The duo hosted a talk at the White House Wednesday with 30 youth mental health activists and the U.S. Surgeon General as part of the new Mental Health Youth Action Forum
At first after suffering from severe anxiety, depression, a mental breakdown that lead to a hospitalization and a diagnosis of bipolar disorder, Selena Gomez avoided talking about it.
But that was temporary, and she’s since become very candid about her journey. And at the White House Wednesday, she teamed up with First Lady Jill Biden to encourage other young people try to do the same.
“I heard a phrase recently that I really like: the mentionable becomes manageable,” the 29-year-old singer and actress said as she sat with Biden, U.S. Surgeon General Vivek Murthy, M.D., and 30 youth mental health advocates for a 45 minute chat as part of the inaugural Mental Health Youth Action Forum.
“I felt like once I found out what was going on mentally I found there was more freedom for me to be ok with what I had because I was learning about it,” she continued, “and talking about your own journey helps.”
“It is a topic that should be talked about freely,” she said, “without shame.”
One that needs more attention. Last December, the Surgeon General’s office issued a rare public advisory warning that “young people have shown alarming increases” in mental health issues, including depression, anxiety, and suicidal thoughts and attempts — and calling it a “youth mental health crisis” further exacerbated by the pandemic and still felt.

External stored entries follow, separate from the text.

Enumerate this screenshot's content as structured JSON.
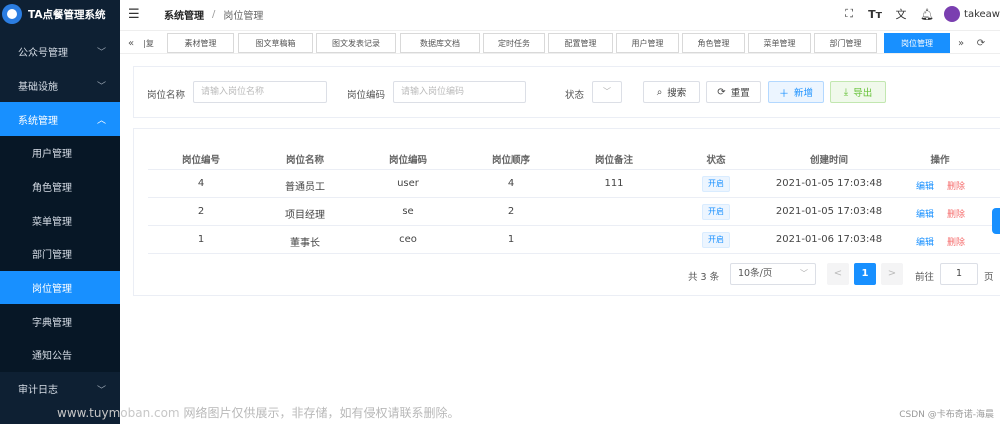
{
  "app": {
    "title": "TA点餐管理系统"
  },
  "sidebar": {
    "items": [
      {
        "label": "公众号管理"
      },
      {
        "label": "基础设施"
      },
      {
        "label": "系统管理"
      },
      {
        "label": "审计日志"
      }
    ],
    "sub_items": [
      {
        "label": "用户管理"
      },
      {
        "label": "角色管理"
      },
      {
        "label": "菜单管理"
      },
      {
        "label": "部门管理"
      },
      {
        "label": "岗位管理"
      },
      {
        "label": "字典管理"
      },
      {
        "label": "通知公告"
      }
    ]
  },
  "header": {
    "breadcrumb": [
      "系统管理",
      "/",
      "岗位管理"
    ],
    "icons": [
      "fullscreen-icon",
      "font-size-icon",
      "translate-icon",
      "bell-icon"
    ],
    "user": "takeaw"
  },
  "tabs": {
    "prev": "«",
    "next": "»",
    "refresh": "⟳",
    "items": [
      {
        "label": "|复"
      },
      {
        "label": "素材管理"
      },
      {
        "label": "图文草稿箱"
      },
      {
        "label": "图文发表记录"
      },
      {
        "label": "数据库文档"
      },
      {
        "label": "定时任务"
      },
      {
        "label": "配置管理"
      },
      {
        "label": "用户管理"
      },
      {
        "label": "角色管理"
      },
      {
        "label": "菜单管理"
      },
      {
        "label": "部门管理"
      },
      {
        "label": "岗位管理"
      }
    ]
  },
  "search": {
    "name_label": "岗位名称",
    "name_placeholder": "请输入岗位名称",
    "code_label": "岗位编码",
    "code_placeholder": "请输入岗位编码",
    "status_label": "状态",
    "status_chevron": "﹀",
    "search_btn": "搜索",
    "reset_btn": "重置",
    "add_btn": "新增",
    "export_btn": "导出"
  },
  "table": {
    "columns": [
      "岗位编号",
      "岗位名称",
      "岗位编码",
      "岗位顺序",
      "岗位备注",
      "状态",
      "创建时间",
      "操作"
    ],
    "rows": [
      {
        "id": "4",
        "name": "普通员工",
        "code": "user",
        "order": "4",
        "remark": "111",
        "status": "开启",
        "created": "2021-01-05 17:03:48",
        "edit": "编辑",
        "delete": "删除"
      },
      {
        "id": "2",
        "name": "项目经理",
        "code": "se",
        "order": "2",
        "remark": "",
        "status": "开启",
        "created": "2021-01-05 17:03:48",
        "edit": "编辑",
        "delete": "删除"
      },
      {
        "id": "1",
        "name": "董事长",
        "code": "ceo",
        "order": "1",
        "remark": "",
        "status": "开启",
        "created": "2021-01-06 17:03:48",
        "edit": "编辑",
        "delete": "删除"
      }
    ]
  },
  "pagination": {
    "total": "共 3 条",
    "page_size": "10条/页",
    "prev": "<",
    "current": "1",
    "next": ">",
    "goto": "前往",
    "goto_value": "1",
    "unit": "页"
  },
  "watermark": {
    "site": "www.tuymoban.com",
    "text": "网络图片仅供展示，非存储，如有侵权请联系删除。",
    "credit": "CSDN @卡布奇诺-海晨"
  },
  "colors": {
    "accent": "#1890ff",
    "sidebar": "#0e2033",
    "danger": "#f56c6c",
    "success": "#67c23a"
  }
}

“You know, our world doesn’t feel so small and dark any longer,” Biden said to the group. “We’re recovering every single day, but recovery isn’t always the same as healing. And sometimes the darkness is inside of us too.”
“You know the isolation, the anxiety, and, yes, the grief,” she said, “they are wounds that sometimes go unseen, too often cloaked in secrecy and shame.”

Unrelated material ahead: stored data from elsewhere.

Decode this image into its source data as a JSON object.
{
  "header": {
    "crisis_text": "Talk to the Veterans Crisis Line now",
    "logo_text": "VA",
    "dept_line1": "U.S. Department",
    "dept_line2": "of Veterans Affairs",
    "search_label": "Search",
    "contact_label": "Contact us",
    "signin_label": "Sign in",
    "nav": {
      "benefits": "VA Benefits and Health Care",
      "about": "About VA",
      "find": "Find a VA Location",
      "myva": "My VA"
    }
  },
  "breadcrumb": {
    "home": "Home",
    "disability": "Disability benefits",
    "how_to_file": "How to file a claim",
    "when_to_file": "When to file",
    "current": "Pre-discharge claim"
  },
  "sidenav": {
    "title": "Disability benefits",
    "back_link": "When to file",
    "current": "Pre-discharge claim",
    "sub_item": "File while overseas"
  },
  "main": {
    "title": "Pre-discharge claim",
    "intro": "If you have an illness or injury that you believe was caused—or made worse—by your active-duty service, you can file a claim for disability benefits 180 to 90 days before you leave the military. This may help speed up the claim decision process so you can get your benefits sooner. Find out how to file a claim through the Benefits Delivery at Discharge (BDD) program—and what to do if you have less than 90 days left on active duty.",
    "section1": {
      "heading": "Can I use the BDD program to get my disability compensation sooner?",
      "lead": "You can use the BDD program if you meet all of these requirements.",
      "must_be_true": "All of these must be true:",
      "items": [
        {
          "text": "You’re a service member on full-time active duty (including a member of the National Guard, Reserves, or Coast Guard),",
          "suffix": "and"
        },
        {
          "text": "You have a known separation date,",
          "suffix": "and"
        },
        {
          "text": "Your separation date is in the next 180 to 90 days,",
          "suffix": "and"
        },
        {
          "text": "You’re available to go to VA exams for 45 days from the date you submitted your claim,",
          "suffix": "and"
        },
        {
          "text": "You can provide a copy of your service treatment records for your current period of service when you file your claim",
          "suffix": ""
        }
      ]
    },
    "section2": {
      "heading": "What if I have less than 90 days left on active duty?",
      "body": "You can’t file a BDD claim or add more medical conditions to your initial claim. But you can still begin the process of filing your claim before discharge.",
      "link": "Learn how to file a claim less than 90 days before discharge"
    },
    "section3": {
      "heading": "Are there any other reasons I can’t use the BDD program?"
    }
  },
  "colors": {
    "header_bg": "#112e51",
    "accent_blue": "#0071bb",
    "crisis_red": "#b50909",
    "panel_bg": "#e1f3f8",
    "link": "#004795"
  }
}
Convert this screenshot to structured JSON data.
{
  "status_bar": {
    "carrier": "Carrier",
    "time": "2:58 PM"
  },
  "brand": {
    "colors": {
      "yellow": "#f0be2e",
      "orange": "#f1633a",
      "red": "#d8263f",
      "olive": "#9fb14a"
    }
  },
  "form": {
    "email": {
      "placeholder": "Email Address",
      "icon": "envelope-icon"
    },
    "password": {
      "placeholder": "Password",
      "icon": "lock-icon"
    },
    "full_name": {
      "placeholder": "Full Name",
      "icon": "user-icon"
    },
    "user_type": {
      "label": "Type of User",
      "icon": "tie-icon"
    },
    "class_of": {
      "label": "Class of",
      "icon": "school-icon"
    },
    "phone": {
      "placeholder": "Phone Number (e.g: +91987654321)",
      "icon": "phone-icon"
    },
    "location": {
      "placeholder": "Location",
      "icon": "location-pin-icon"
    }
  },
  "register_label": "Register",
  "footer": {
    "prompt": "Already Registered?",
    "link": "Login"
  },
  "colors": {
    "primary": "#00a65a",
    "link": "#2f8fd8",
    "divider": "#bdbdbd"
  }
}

“The darkness inside of us can feel heavy at times,” Biden continued. ” But we can share the weight of it together, and we can help bring those feelings and experiences into the light.”
The first lady noted that Thursday is Mental Health Action Day, and hoped that “this conversation continues,” she said, “that this is not a one time thing, this is something we need to work on, especially after the pandemic.”